Il castello, costruito alla fine del Trecento da Giovanni Da Varano detto Spaccaferro, viene trasformato in una sontuosa villa rinascimentale (una poderosa costruzione in arenaria), nella seconda metà del secolo successivo, da Giulio Cesare. La sua struttura, originariamente circondata da un largo e profondo fossato alimentato dalle acque del Chienti, è quadrangolare, con torri in tutti gli angoli. Al suo interno si apre una corte con un loggiato, con pilastri ottagonali e con archi a sesto acuto in pietra bianca e rossa.

Sia alcuni ambienti del piano terra, sia le principali sale del piano superiore erano dipinte.

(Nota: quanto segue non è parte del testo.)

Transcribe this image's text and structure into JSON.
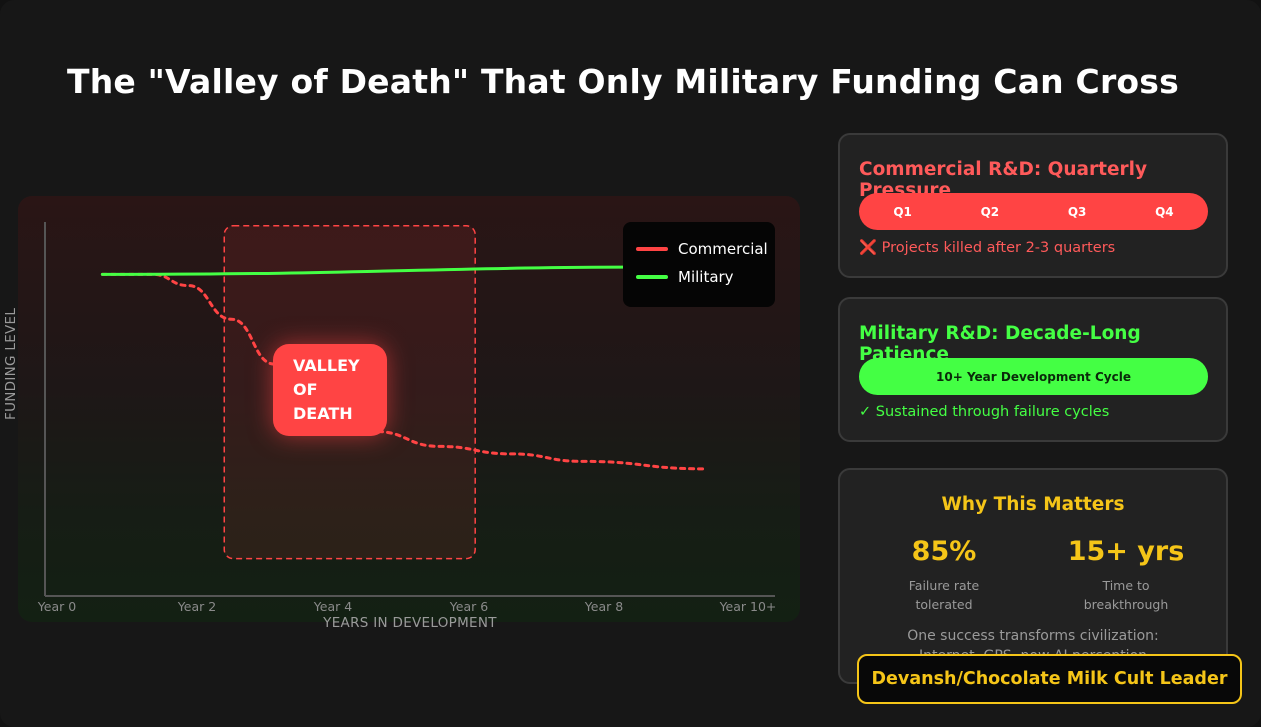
{
  "title": "The \"Valley of Death\" That Only Military Funding Can Cross",
  "chart_data": {
    "type": "line",
    "xlabel": "YEARS IN DEVELOPMENT",
    "ylabel": "FUNDING LEVEL",
    "x_ticks": [
      "Year 0",
      "Year 2",
      "Year 4",
      "Year 6",
      "Year 8",
      "Year 10+"
    ],
    "xlim": [
      0,
      10
    ],
    "ylim": [
      0,
      100
    ],
    "legend_position": "top-right",
    "series": [
      {
        "name": "Commercial",
        "color": "#ff4444",
        "style": "dashed",
        "x": [
          0.8,
          1.5,
          2.0,
          2.6,
          3.2,
          3.8,
          4.6,
          5.5,
          6.5,
          7.5,
          9.2
        ],
        "y": [
          86,
          86,
          83,
          74,
          62,
          52,
          44,
          40,
          38,
          36,
          34
        ]
      },
      {
        "name": "Military",
        "color": "#44ff44",
        "style": "solid",
        "x": [
          0.8,
          9.2
        ],
        "y": [
          86,
          88
        ]
      }
    ],
    "annotation": {
      "label_lines": [
        "VALLEY",
        "OF",
        "DEATH"
      ],
      "x_range": [
        2.5,
        6.0
      ],
      "y_range": [
        10,
        99
      ]
    }
  },
  "cards": {
    "commercial": {
      "title": "Commercial R&D: Quarterly Pressure",
      "quarters": [
        "Q1",
        "Q2",
        "Q3",
        "Q4"
      ],
      "note_icon": "❌",
      "note": "Projects killed after 2-3 quarters",
      "color": "#ff5a5a"
    },
    "military": {
      "title": "Military R&D: Decade-Long Patience",
      "bar_label": "10+ Year Development Cycle",
      "note_icon": "✓",
      "note": "Sustained through failure cycles",
      "color": "#44ff44"
    },
    "why": {
      "title": "Why This Matters",
      "stats": [
        {
          "value": "85%",
          "label_lines": [
            "Failure rate",
            "tolerated"
          ]
        },
        {
          "value": "15+ yrs",
          "label_lines": [
            "Time to",
            "breakthrough"
          ]
        }
      ],
      "footer_lines": [
        "One success transforms civilization:",
        "Internet, GPS, now AI perception"
      ],
      "color": "#f5c518"
    }
  },
  "badge": "Devansh/Chocolate Milk Cult Leader"
}
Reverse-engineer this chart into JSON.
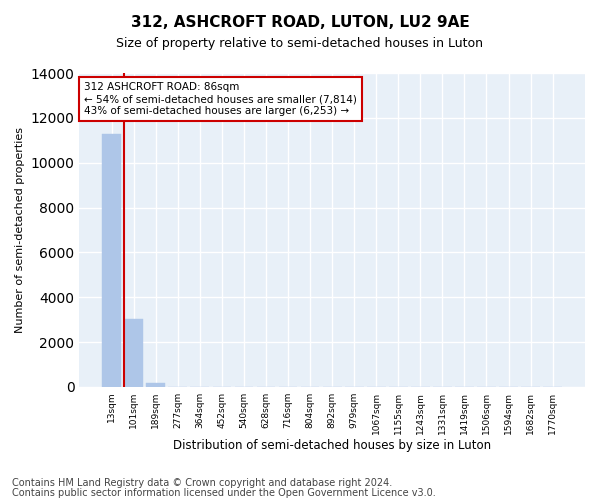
{
  "title": "312, ASHCROFT ROAD, LUTON, LU2 9AE",
  "subtitle": "Size of property relative to semi-detached houses in Luton",
  "xlabel": "Distribution of semi-detached houses by size in Luton",
  "ylabel": "Number of semi-detached properties",
  "bar_categories": [
    "13sqm",
    "101sqm",
    "189sqm",
    "277sqm",
    "364sqm",
    "452sqm",
    "540sqm",
    "628sqm",
    "716sqm",
    "804sqm",
    "892sqm",
    "979sqm",
    "1067sqm",
    "1155sqm",
    "1243sqm",
    "1331sqm",
    "1419sqm",
    "1506sqm",
    "1594sqm",
    "1682sqm",
    "1770sqm"
  ],
  "bar_values": [
    11300,
    3050,
    190,
    0,
    0,
    0,
    0,
    0,
    0,
    0,
    0,
    0,
    0,
    0,
    0,
    0,
    0,
    0,
    0,
    0,
    0
  ],
  "bar_color": "#aec6e8",
  "bar_edge_color": "#aec6e8",
  "vline_x_index": 1,
  "vline_color": "#cc0000",
  "annotation_text": "312 ASHCROFT ROAD: 86sqm\n← 54% of semi-detached houses are smaller (7,814)\n43% of semi-detached houses are larger (6,253) →",
  "annotation_box_color": "#ffffff",
  "annotation_box_edgecolor": "#cc0000",
  "ylim": [
    0,
    14000
  ],
  "yticks": [
    0,
    2000,
    4000,
    6000,
    8000,
    10000,
    12000,
    14000
  ],
  "background_color": "#e8f0f8",
  "grid_color": "#ffffff",
  "footer_line1": "Contains HM Land Registry data © Crown copyright and database right 2024.",
  "footer_line2": "Contains public sector information licensed under the Open Government Licence v3.0.",
  "title_fontsize": 11,
  "subtitle_fontsize": 9,
  "xlabel_fontsize": 8.5,
  "ylabel_fontsize": 8,
  "footer_fontsize": 7,
  "annot_fontsize": 7.5,
  "tick_fontsize": 6.5
}
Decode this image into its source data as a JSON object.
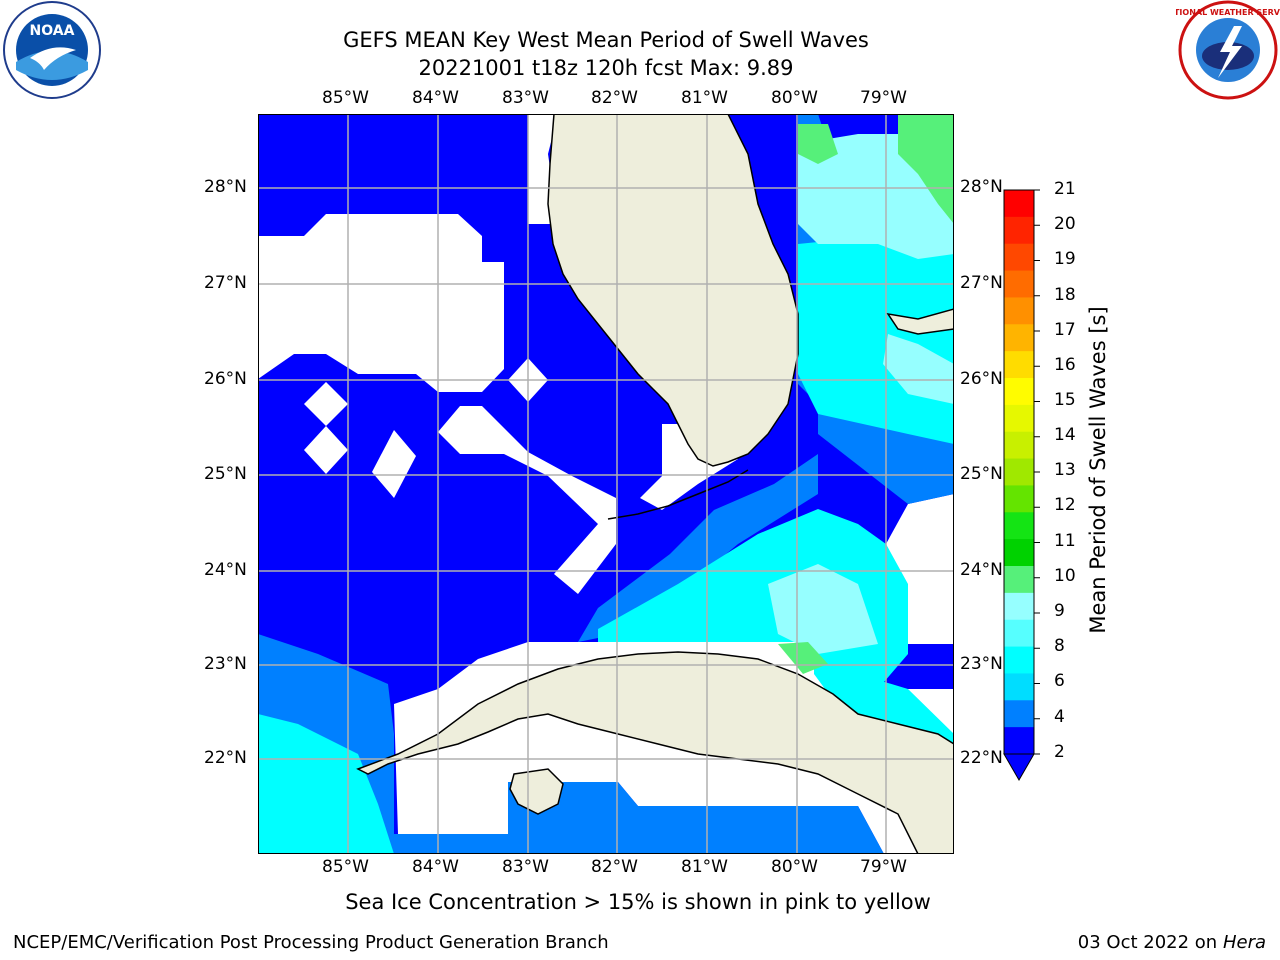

Nelle stanze pianterreno, poste accanto ad una grande scuderia voltata con archi a sesto ribassato prevalgono delle raffigurazioni di vita rurale (pastori con armenti, donne che raccolgono pomi), da collegare all’originaria funzione dell’edificio come residenza estiva e come centro di attività agricole.

Nella sala più grande del castello sono visibili, invece, i resti di un vasto ciclo di dipinti raffigurante dei cavalieri, che in origine occupava le quattro pareti del salone e che rimanda alla cultura dei poemi cavallereschi.

La decorazione risale sicuramente al XV secolo. Così viene descritto il ciclo da Paolo Cruciani: «Si tratta di una parata di cavalieri armati, coronati e con lo scettro in mano che montano destrieri dai lussuosi finimenti. La cavalcata correva in due ordini sovrapposti, per un totale di 60 personaggi, ossia 11 su ogni ordine nei lati lunghi e 4 su ogni ordine nei lati corti.

Sempre nel piano nobile, in una stanza adiacente, si trova la rappresentazione di un albero di pere di dimensioni monumentali, con ampie fronde cariche di frutti maturi. All’iniziale ipotesi di attribuzione di questa decorazione ad una possibile infatuazione di Giulio Cesare da Varano per una certa Madonna Perozzi (nel cui stemma familiare erano presenti delle pere), prevale ora l’idea che si tratti di una raffigurazione simbolica dell’albero della vita. Nella parete accanto è presente una seconda decorazione consistente in grandi cerchi o “medaglioni” formati dall’unione di rami intrecciati. La decorazione è completata da piccole pere, che pendono dai cerchi, i quali contengono il monogramma di Giulio Cesare e la rosa malatestiana di Giovanna Malatesta.

Nelle stanze vicine, i restauri eseguiti nel 2002 hanno consentito di scoprire nuove pitture: una serie di stemmi araldici e un altro ciclo di cavalieri, disposti su un solo ordine, raffigurante esponenti della nobile famiglia milanese dei Visconti. Si riconoscono Ottone (1207-1295), Galeazzo e forse Galeazzo I (1277-1334). Il lento degrado del castello inizia già nel corso del XVI secolo dopo l’annessione del ducato di Camerino allo Stato della Chiesa, quando l’intero complesso si trasforma in una semplice tenuta agricola.

Il ponte (Pons de trabe Bonantis), che risale al XIV secolo, sorge su fondamenta romane del I secolo d.C.

Esso testimonia la funzione di crocevia commerciale svolta da Pievebovigliana e dal territorio di Fiordimonte dal medioevo fino all’intera età moderna. A Pontelatrave, infatti, confluivano tutti i tracciati che attraverso la dorsale appenninica giungevano dall’Italia meridionale attraverso Norcia e Visso, per proseguire in direzione di Camerino e delle regioni settentrionali.

Nel Settecento, sempre da Pontelatrave e Campi iniziava la carrozzabile, cioè una delle poche strade calessabili del territorio, progettata dal nobile romano monsignore Angelo Altieri per collegare Norcia alla Via Lauretana, attraverso la valle di Tazza e i centri di Fematre e Preci. A causa degli elevati costi di manutenzione la strada viene dismessa pochi anni dopo la sua inaugurazione.